С Альбертом связь была более бессодержательная. Альберт был сильнее привязан к матери, почти так же, как Коль к отцу, а их отношения с Румпелем были самыми обыкновенными. Он тоже был довольно замкнут, но его характер был попроще, чем у Адама. Его отличали дружелюбие и доброта, сглаживающие незаурядный интеллект и склонность к манипулированию. Альберт общался с Мо, даже дедом его называл — честь, которой Адам и Коль Мо не удостоили. Именно он удерживал Голда от нежелательной агрессии, и делал это мягко, без истерик, которые когда-то давно устраивал Бэй. Он просто брал отца за руку, обращал на себя внимание и просил прекратить, и это работало.

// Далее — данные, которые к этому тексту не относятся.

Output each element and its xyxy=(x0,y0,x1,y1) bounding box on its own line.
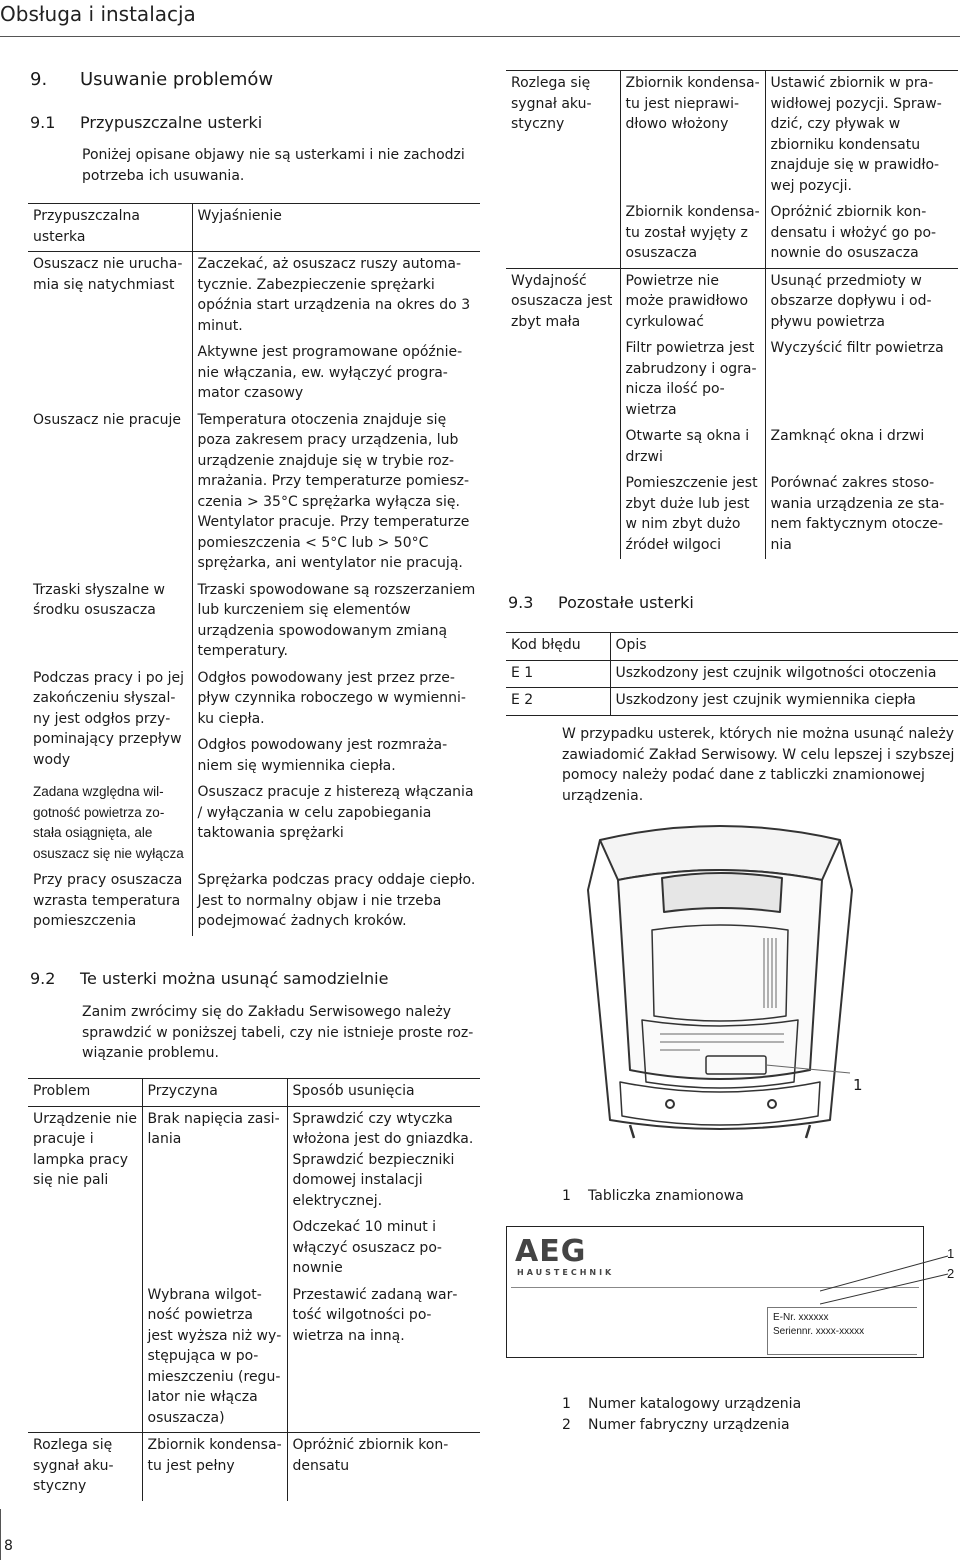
cause-cell: Brak napięcia zasilania xyxy=(142,1106,287,1283)
figure-1-callout: 1 xyxy=(853,1076,863,1094)
remedy-cell: Ustawić zbiornik w prawidłowej pozycji. Sprawdzić, czy pływak w zbiorniku kondensatu znajduje się w prawidłowej pozycji. xyxy=(765,71,958,201)
legend-text: Numer fabryczny urządzenia xyxy=(588,1417,790,1433)
figure-1-legend xyxy=(562,1186,862,1207)
page-header-title: Obsługa i instalacja xyxy=(0,2,196,26)
service-note: W przypadku usterek, których nie można usunąć należy zawiadomić Zakład Serwisowy. W celu lepszej i szybszej pomocy należy podać dane z tabliczki znamionowej urządzenia. xyxy=(562,726,955,804)
cause-cell: Zbiornik kondensatu jest nieprawidłowo włożony xyxy=(620,71,765,201)
page-number: 8 xyxy=(4,1538,13,1554)
self-fix-table-continued xyxy=(506,70,958,559)
nameplate-leader-lines xyxy=(820,1246,960,1306)
section-9-1-intro: Poniżej opisane objawy nie są usterkami i nie zachodzi potrzeba ich usuwania. xyxy=(82,147,465,184)
self-fix-table xyxy=(28,1078,480,1501)
table-header-row xyxy=(28,1079,480,1107)
legend-num: 1 xyxy=(562,1396,571,1412)
section-number: 9. xyxy=(30,69,48,90)
code-cell: E 2 xyxy=(506,688,610,716)
cause-cell: Powietrze nie może prawidłowo cyrkulować xyxy=(620,268,765,336)
remedy-cell: Opróżnić zbiornik kondensatu i włożyć go ponownie do osuszacza xyxy=(765,200,958,268)
section-title: Pozostałe usterki xyxy=(558,593,694,612)
table-row xyxy=(28,868,480,936)
serial-number-field: Seriennr. xxxx-xxxxx xyxy=(773,1326,865,1337)
table-row xyxy=(506,688,958,716)
explanation-cell: Sprężarka podczas pracy oddaje ciepło. Jest to normalny objaw i nie trzeba podejmować żadnych kroków. xyxy=(197,872,476,929)
table-row xyxy=(28,408,480,578)
section-title: Te usterki można usunąć samodzielnie xyxy=(80,969,389,988)
brand-sub-logo: HAUSTECHNIK xyxy=(517,1268,615,1277)
table-row xyxy=(28,780,480,868)
legend-text: Tabliczka znamionowa xyxy=(588,1188,744,1204)
legend-text: Numer katalogowy urządzenia xyxy=(588,1396,802,1412)
explanation-cell: Odgłos powodowany jest przez przepływ czynnika roboczego w wymienniku ciepła. xyxy=(197,669,466,727)
col-header-cause: Przyczyna xyxy=(142,1079,287,1107)
dehumidifier-illustration xyxy=(560,820,880,1160)
catalog-number-field: E-Nr. xxxxxx xyxy=(773,1312,829,1323)
probable-faults-body xyxy=(28,204,480,936)
remedy-cell: Opróżnić zbiornik kondensatu xyxy=(292,1437,449,1474)
section-9-1-heading xyxy=(30,112,262,134)
code-cell: E 1 xyxy=(506,660,610,688)
col-header-problem: Problem xyxy=(28,1079,142,1107)
remedy-cell: Usunąć przedmioty w obszarze dopływu i odpływu powietrza xyxy=(770,272,932,330)
remedy-cell: Przestawić zadaną wartość wilgotności powietrza na inną. xyxy=(287,1283,480,1433)
table-header-row xyxy=(28,204,480,252)
section-title: Przypuszczalne usterki xyxy=(80,113,263,132)
list-item xyxy=(562,1186,862,1207)
header-rule xyxy=(0,36,960,37)
legend-num: 2 xyxy=(562,1417,571,1433)
cause-cell: Pomieszczenie jest zbyt duże lub jest w nim zbyt dużo źródeł wilgoci xyxy=(620,471,765,559)
col-header-symptom: Przypuszczalna usterka xyxy=(28,204,192,252)
table-row xyxy=(506,268,958,336)
self-fix-continued-body xyxy=(506,71,958,560)
table-row xyxy=(28,252,480,341)
error-codes-body xyxy=(506,633,958,716)
symptom-cell: Trzaski słyszalne w środku osuszacza xyxy=(28,578,192,666)
col-header-desc: Opis xyxy=(610,633,958,661)
section-title: Usuwanie problemów xyxy=(80,69,274,90)
problem-cell: Wydajność osuszacza jest zbyt mała xyxy=(506,268,620,559)
problem-cell: Rozlega się sygnał akustyczny xyxy=(506,71,620,269)
explanation-cell: Trzaski spowodowane są rozszerzaniem lub kurczeniem się elementów urządzenia spowodowanym zmianą temperatury. xyxy=(197,581,476,659)
symptom-cell: Przy pracy osuszacza wzrasta temperatura pomieszczenia xyxy=(28,868,192,936)
section-9-3-heading xyxy=(508,592,694,614)
explanation-cell: Odgłos powodowany jest rozmrażaniem się wymiennika ciepła. xyxy=(197,737,448,774)
table-row xyxy=(28,1106,480,1215)
explanation-cell: Osuszacz pracuje z histerezą włączania / wyłączania w celu zapobiegania taktowania sprężarki xyxy=(197,784,474,841)
remedy-cell: Wyczyścić filtr powietrza xyxy=(770,340,944,356)
col-header-explanation: Wyjaśnienie xyxy=(192,204,480,252)
figure-2-callout-1: 1 xyxy=(947,1246,955,1261)
figure-1-legend-body xyxy=(562,1186,862,1207)
figure-2-callout-2: 2 xyxy=(947,1266,955,1281)
desc-cell: Uszkodzony jest czujnik wymiennika ciepła xyxy=(610,688,958,716)
list-item xyxy=(562,1394,862,1415)
explanation-cell: Temperatura otoczenia znajduje się poza zakresem pracy urządzenia, lub urządzenie znajduje się w trybie rozmrażania. Przy temperaturze pomieszczenia > 35°C sprężarka wyłącza się. Wentylator pracuje. Przy temperaturze pomieszczenia < 5°C lub > 50°C sprężarka, ani wentylator nie pracują. xyxy=(197,411,470,571)
figure-2-legend-body xyxy=(562,1394,862,1436)
section-number: 9.1 xyxy=(30,113,56,132)
footer-rule xyxy=(0,1509,1,1560)
table-row xyxy=(28,1433,480,1501)
col-header-code: Kod błędu xyxy=(506,633,610,661)
table-row xyxy=(506,660,958,688)
self-fix-body xyxy=(28,1079,480,1501)
section-9-heading xyxy=(30,68,273,92)
cause-cell: Otwarte są okna i drzwi xyxy=(620,424,765,471)
section-9-2-heading xyxy=(30,968,388,990)
symptom-cell: Zadana względna wilgotność powietrza została osiągnięta, ale osuszacz się nie wyłącza xyxy=(28,780,192,868)
section-number: 9.3 xyxy=(508,593,534,612)
brand-logo: AEG xyxy=(515,1234,587,1269)
remedy-cell: Zamknąć okna i drzwi xyxy=(770,428,925,444)
cause-cell: Filtr powietrza jest zabrudzony i ogranicza ilość powietrza xyxy=(620,336,765,424)
explanation-cell: Zaczekać, aż osuszacz ruszy automatycznie. Zabezpieczenie sprężarki opóźnia start urządzenia na okres do 3 minut. xyxy=(197,256,471,334)
explanation-cell: Aktywne jest programowane opóźnienie włączania, ew. wyłączyć programator czasowy xyxy=(197,344,463,401)
remedy-cell: Odczekać 10 minut i włączyć osuszacz ponownie xyxy=(292,1219,442,1276)
table-row xyxy=(506,71,958,201)
col-header-remedy: Sposób usunięcia xyxy=(287,1079,480,1107)
cause-cell: Zbiornik kondensatu jest pełny xyxy=(142,1433,287,1501)
legend-num: 1 xyxy=(562,1188,571,1204)
symptom-cell: Osuszacz nie pracuje xyxy=(28,408,192,578)
symptom-cell: Podczas pracy i po jej zakończeniu słyszalny jest odgłos przypominający przepływ wody xyxy=(28,666,192,781)
cause-cell: Wybrana wilgotność powietrza jest wyższa niż występująca w pomieszczeniu (regulator nie włącza osuszacza) xyxy=(142,1283,287,1433)
remedy-cell: Porównać zakres stosowania urządzenia ze stanem faktycznym otoczenia xyxy=(770,475,945,553)
desc-cell: Uszkodzony jest czujnik wilgotności otoczenia xyxy=(610,660,958,688)
section-9-2-intro: Zanim zwrócimy się do Zakładu Serwisowego należy sprawdzić w poniższej tabeli, czy nie istnieje proste rozwiązanie problemu. xyxy=(82,1004,474,1061)
probable-faults-table xyxy=(28,203,480,936)
error-codes-table xyxy=(506,632,958,716)
list-item xyxy=(562,1415,862,1436)
problem-cell: Rozlega się sygnał akustyczny xyxy=(28,1433,142,1501)
problem-cell: Urządzenie nie pracuje i lampka pracy się nie pali xyxy=(28,1106,142,1433)
cause-cell: Zbiornik kondensatu został wyjęty z osuszacza xyxy=(620,200,765,268)
table-row xyxy=(28,578,480,666)
table-header-row xyxy=(506,633,958,661)
symptom-cell: Osuszacz nie uruchamia się natychmiast xyxy=(28,252,192,408)
remedy-cell: Sprawdzić czy wtyczka włożona jest do gniazdka. Sprawdzić bezpieczniki domowej instalacji elektrycznej. xyxy=(292,1110,474,1209)
figure-2-legend xyxy=(562,1394,862,1436)
section-number: 9.2 xyxy=(30,969,56,988)
table-row xyxy=(28,666,480,734)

Альберт и Адам были для него важны, но Голд ни о ком столько не думал, как о Коль. Это не означало, что он больше её любил, просто она была ему ближе и больше других в нём нуждалась. Как же больно ему было от того, что он не смог уберечь свою дорогую милую девочку от страданий. Но прошлого не воротишь и случившееся не изменишь.

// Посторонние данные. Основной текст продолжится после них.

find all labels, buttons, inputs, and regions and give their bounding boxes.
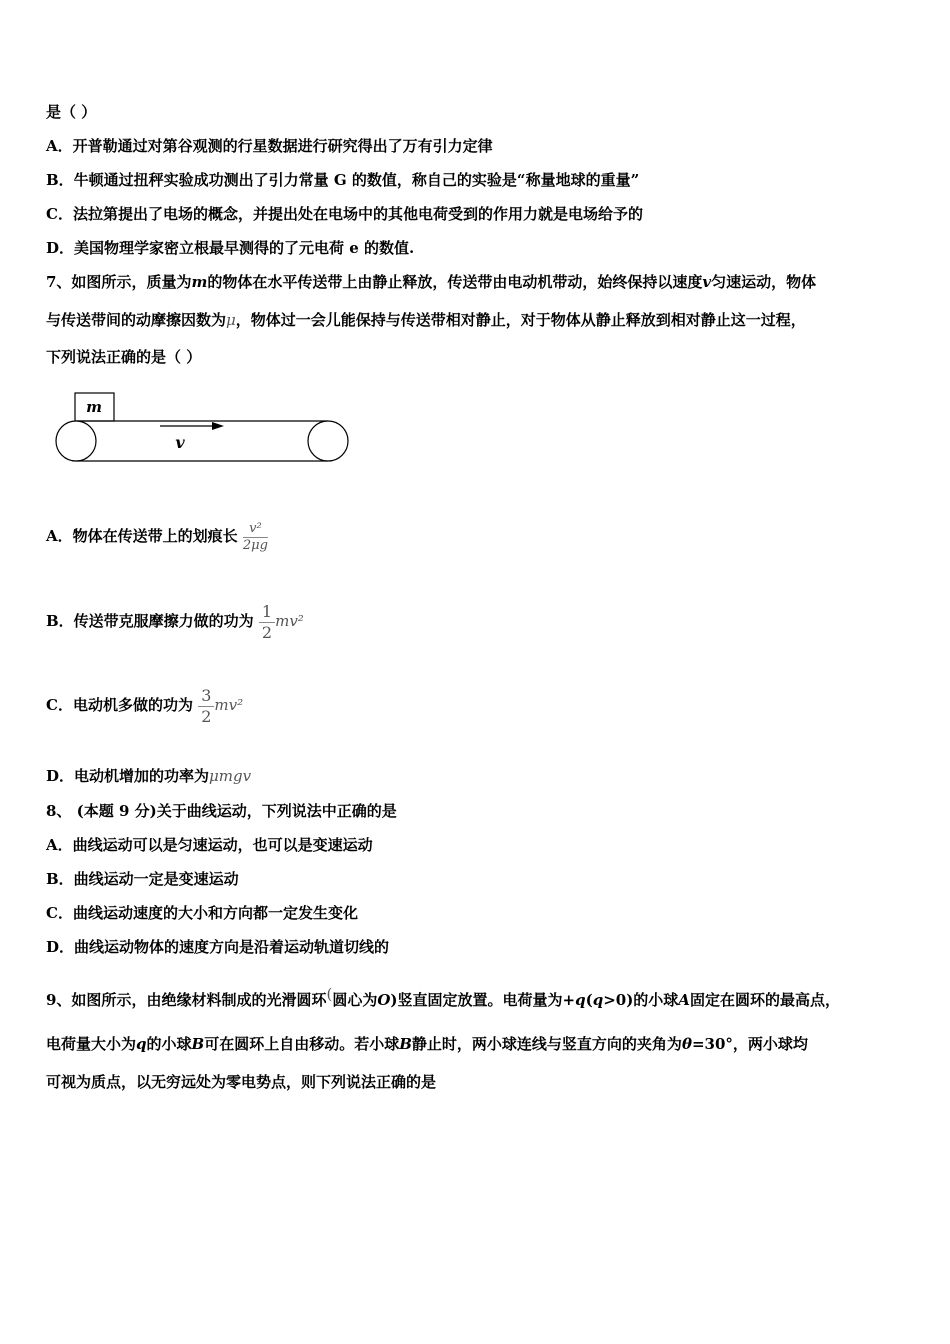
q6-option-c: C．法拉第提出了电场的概念，并提出处在电场中的其他电荷受到的作用力就是电场给予的 <box>46 205 643 223</box>
q7-option-b: B．传送带克服摩擦力做的功为 $\frac{1}{2}$ mv² <box>46 601 304 642</box>
q6-option-b: B．牛顿通过扭秤实验成功测出了引力常量 G 的数值，称自己的实验是“称量地球的重量” <box>46 171 640 189</box>
left-pulley <box>56 421 96 461</box>
q8-option-a: A．曲线运动可以是匀速运动，也可以是变速运动 <box>46 836 373 854</box>
velocity-arrowhead <box>212 422 224 430</box>
q9-stem-line3: 可视为质点，以无穷远处为零电势点，则下列说法正确的是 <box>46 1073 437 1091</box>
q7-option-a: A．物体在传送带上的划痕长 $\frac{\text{v²}}{2\mu g}$ <box>46 520 268 553</box>
q7-stem-line2: 与传送带间的动摩擦因数为μ，物体过一会儿能保持与传送带相对静止，对于物体从静止释放到相对静止这一过程， <box>46 311 806 329</box>
q9-stem-line1: 9、如图所示，由绝缘材料制成的光滑圆环(圆心为O)竖直固定放置。电荷量为+q(q>0)的小球A固定在圆环的最高点， <box>46 985 840 1009</box>
velocity-label: v <box>175 433 185 452</box>
right-pulley <box>308 421 348 461</box>
q6-tail: 是（ ） <box>46 103 97 121</box>
q6-option-d: D．美国物理学家密立根最早测得的了元电荷 e 的数值. <box>46 239 415 257</box>
fraction-b: $\frac{1}{2}$ <box>259 602 275 643</box>
q8-option-b: B．曲线运动一定是变速运动 <box>46 870 239 888</box>
q7-option-c: C．电动机多做的功为 $\frac{3}{2}$ mv² <box>46 685 244 726</box>
q6-option-a: A．开普勒通过对第谷观测的行星数据进行研究得出了万有引力定律 <box>46 137 493 155</box>
fraction-a: $\frac{\text{v²}}{2\mu g}$ <box>242 520 268 553</box>
fraction-c: $\frac{3}{2}$ <box>198 686 214 727</box>
q8-option-c: C．曲线运动速度的大小和方向都一定发生变化 <box>46 904 358 922</box>
q8-option-d: D．曲线运动物体的速度方向是沿着运动轨道切线的 <box>46 938 390 956</box>
q8-stem: 8、 (本题 9 分)关于曲线运动，下列说法中正确的是 <box>46 802 397 820</box>
q7-option-d: D．电动机增加的功率为μmgv <box>46 767 252 785</box>
conveyor-belt-figure <box>52 390 352 466</box>
q9-stem-line2: 电荷量大小为q的小球B可在圆环上自由移动。若小球B静止时，两小球连线与竖直方向的夹角为θ=30°，两小球均 <box>46 1035 808 1053</box>
q7-stem-line3: 下列说法正确的是（ ） <box>46 348 202 366</box>
q7-stem-line1: 7、如图所示，质量为m的物体在水平传送带上由静止释放，传送带由电动机带动，始终保持以速度v匀速运动，物体 <box>46 273 817 291</box>
block-label: m <box>86 398 102 416</box>
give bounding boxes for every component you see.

Когда Белль опять внезапно забеременела, Голд думал, что готов ко всему, но это было не так. Его беспокоило, что она решила молчать, вероятно, обдумывая, как лучше поступить. Если бы она захотела сделать аборт, то он наверное бы согласился, ведь в конце концов троих им было вполне достаточно. Однако в глубине души он не хотел, чтобы Белль избавлялась от его ребёнка и неосознанно злился из-за одной мысли об этом. Только вот Белль ни о чём таком не помышляла, раздираемая совершенно иными тревогами. Им обоим, как всегда, не хватило чуткости по отношению друг к другу. Из-за этого их танец и длился вечность. Она делала два шага назад, он — два шага вперёд, и наоборот. Даже много лет спустя он боялся, что когда её руки выскользнут из его и музыка стихнет, они просто разойдутся в разные стороны, а без Белль он уже не мог обойтись. Она перестала быть только его любовницей и женой и стала равноправным партнером и другом. Стоя на вершине мира, попирая его ногами, он хотел, чтобы она была рядом.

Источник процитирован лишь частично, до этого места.